Related
I want to make a single legend with corresponding colors for the models that are in the individual plots on the whole subplot.
My current code is as follows:
from matplotlib.legend import _get_legend_handles_labels
colors = ['red', 'blue','darkblue', 'purple', 'orange', 'brown', 'pink', 'darkgreen', 'gray']
models = ['Logistic Regression', 'SVM', 'Decision Tree', 'Random Forest', 'XGBoost', 'ADABoost', 'Gaussian NB', 'KNN', 'MLP']
# English
fig, axs = plt.subplots(4,2, figsize=(25,15))
fig.suptitle('Performance measures for English and Arabic data', fontsize = 25)
axs[0,0].bar(models, en_f1_scores, color=colors)
axs[0,0].set_title("English F1 score", fontsize = 20)
axs[1,0].bar(models, en_acc_scores, color=colors)
axs[1,0].set_title("English accuracy score", fontsize = 20)
axs[2,0].bar(models, en_recall_scores, color=colors)
axs[2,0].set_title("English recall score", fontsize = 20)
axs[3,0].bar(models, en_precision_scores, color=colors)
axs[3,0].set_title("English precision score", fontsize = 20)
# Arabic
axs[0,1].bar(models, ar_f1_scores, color=colors)
axs[0, 1].set_title("Arabic F1 score", fontsize = 20)

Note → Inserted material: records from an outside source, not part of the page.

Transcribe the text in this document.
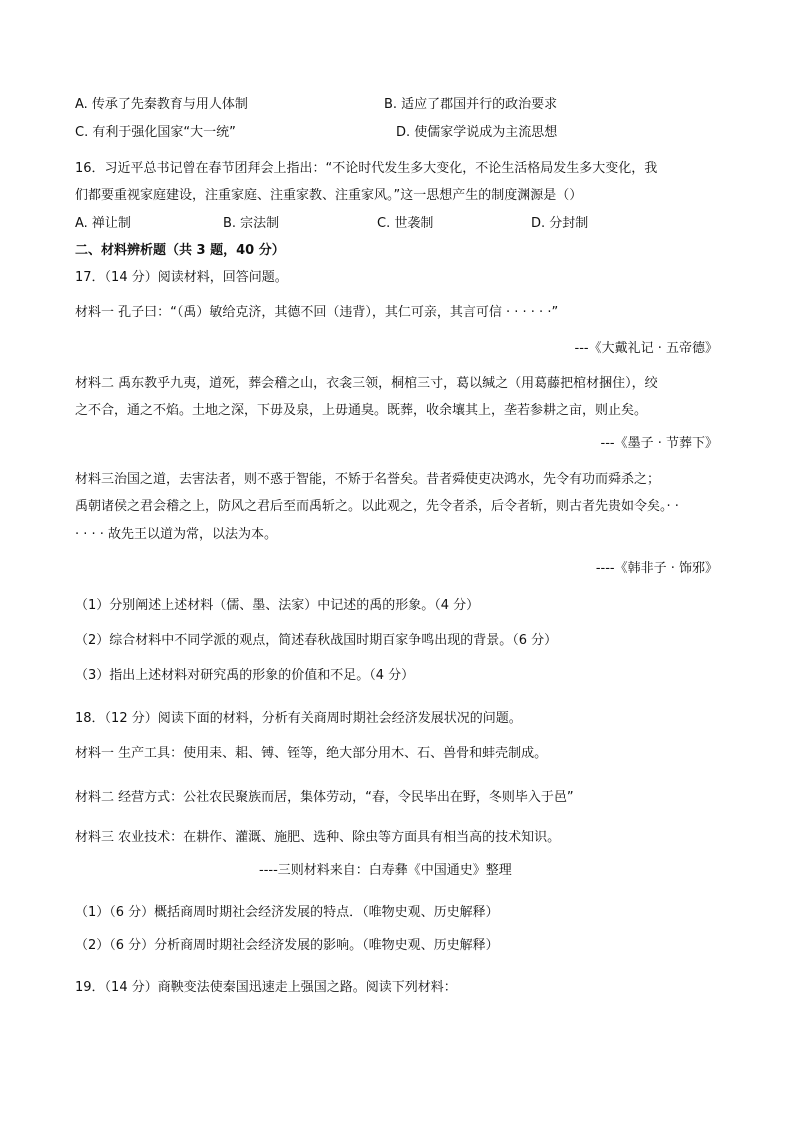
A. 传承了先秦教育与用人体制	B. 适应了郡国并行的政治要求
C. 有利于强化国家“大一统”	D. 使儒家学说成为主流思想
16．习近平总书记曾在春节团拜会上指出：“不论时代发生多大变化，不论生活格局发生多大变化，我
们都要重视家庭建设，注重家庭、注重家教、注重家风。”这一思想产生的制度渊源是（）
A. 禅让制	B. 宗法制	C. 世袭制	D. 分封制
二、材料辨析题（共 3 题，40 分）
17．（14 分）阅读材料，回答问题。
材料一 孔子曰：“（禹）敏给克济，其德不回（违背），其仁可亲，其言可信 · · · · · ·”
---《大戴礼记 · 五帝德》
材料二 禹东教乎九夷，道死，葬会稽之山，衣衾三领，桐棺三寸，葛以缄之（用葛藤把棺材捆住），绞
之不合，通之不焰。土地之深，下毋及泉，上毋通臭。既葬，收余壤其上，垄若参耕之亩，则止矣。
---《墨子 · 节葬下》
材料三治国之道，去害法者，则不惑于智能，不矫于名誉矣。昔者舜使吏决鸿水，先令有功而舜杀之；
禹朝诸侯之君会稽之上，防风之君后至而禹斩之。以此观之，先令者杀，后令者斩，则古者先贵如令矣。· ·
· · · · 故先王以道为常，以法为本。
----《韩非子 · 饰邪》
（1）分别阐述上述材料（儒、墨、法家）中记述的禹的形象。（4 分）
（2）综合材料中不同学派的观点，简述春秋战国时期百家争鸣出现的背景。（6 分）
（3）指出上述材料对研究禹的形象的价值和不足。（4 分）
18．（12 分）阅读下面的材料，分析有关商周时期社会经济发展状况的问题。
材料一 生产工具：使用耒、耜、镈、铚等，绝大部分用木、石、兽骨和蚌壳制成。
材料二 经营方式：公社农民聚族而居，集体劳动，“春，令民毕出在野，冬则毕入于邑”
材料三 农业技术：在耕作、灌溉、施肥、选种、除虫等方面具有相当高的技术知识。
----三则材料来自：白寿彝《中国通史》整理
（1）（6 分）概括商周时期社会经济发展的特点．（唯物史观、历史解释）
（2）（6 分）分析商周时期社会经济发展的影响。（唯物史观、历史解释）
19．（14 分）商鞅变法使秦国迅速走上强国之路。阅读下列材料：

axs[1,1].bar(models, ar_accuracy_scores, color=colors)
axs[1,1].set_title("Arabic accuracy score", fontsize = 20)
axs[2,1].bar(models, ar_recall_scores, color=colors)
axs[2,1].set_title("Arabic recall score", fontsize = 20)
axs[3,1].bar(models, ar_precision_scores, color=colors)
axs[3,1].set_title("Arabic precision score", fontsize = 20)
fig.tight_layout(pad=3.0)
And the current output looks like this:
Adding this code:
lines, labels = fig.axes[-1].get_legend_handles_labels()
fig.legend(lines, labels, loc = 'upper center')
Does not do anything, all it shows me is:
<matplotlib.legend.Legend at 0x266574402b0>
Moreover, both lines and labels are empty arrays; []
What can I do to add a legend at the top of the subplot figure? (if it is a horizontal legend, even better!)
Thank you!
First, I would suggest to save all information into lists, so the plot can be made via a large loop. That way, if some detail changes, it only needs to be changed at one spot.
To create a legend, graphical elements that have a "label" will be added automatically. Normally, a complete bar plot only gets one label. By diving into the generated bars, individual labels can be assigned.
The code first creates a dummy legend, so fig.tight_layout() can adapt all the spacings and leave some place for the legend. After calling fig.tight_layout(), the real legend is created. (With the real legend, fig.tight_layout() would try to assign it completely to one subplot, and create a wide gap between the two columns of subplots).
import matplotlib.pyplot as plt
import numpy as np
colors = ['red', 'blue', 'darkblue', 'purple', 'orange', 'brown', 'pink', 'darkgreen', 'gray']
models = ['Logistic Regression', 'SVM', 'Decision Tree', 'Random Forest', 'XGBoost', 'ADABoost', 'Gaussian NB', 'KNN', 'MLP']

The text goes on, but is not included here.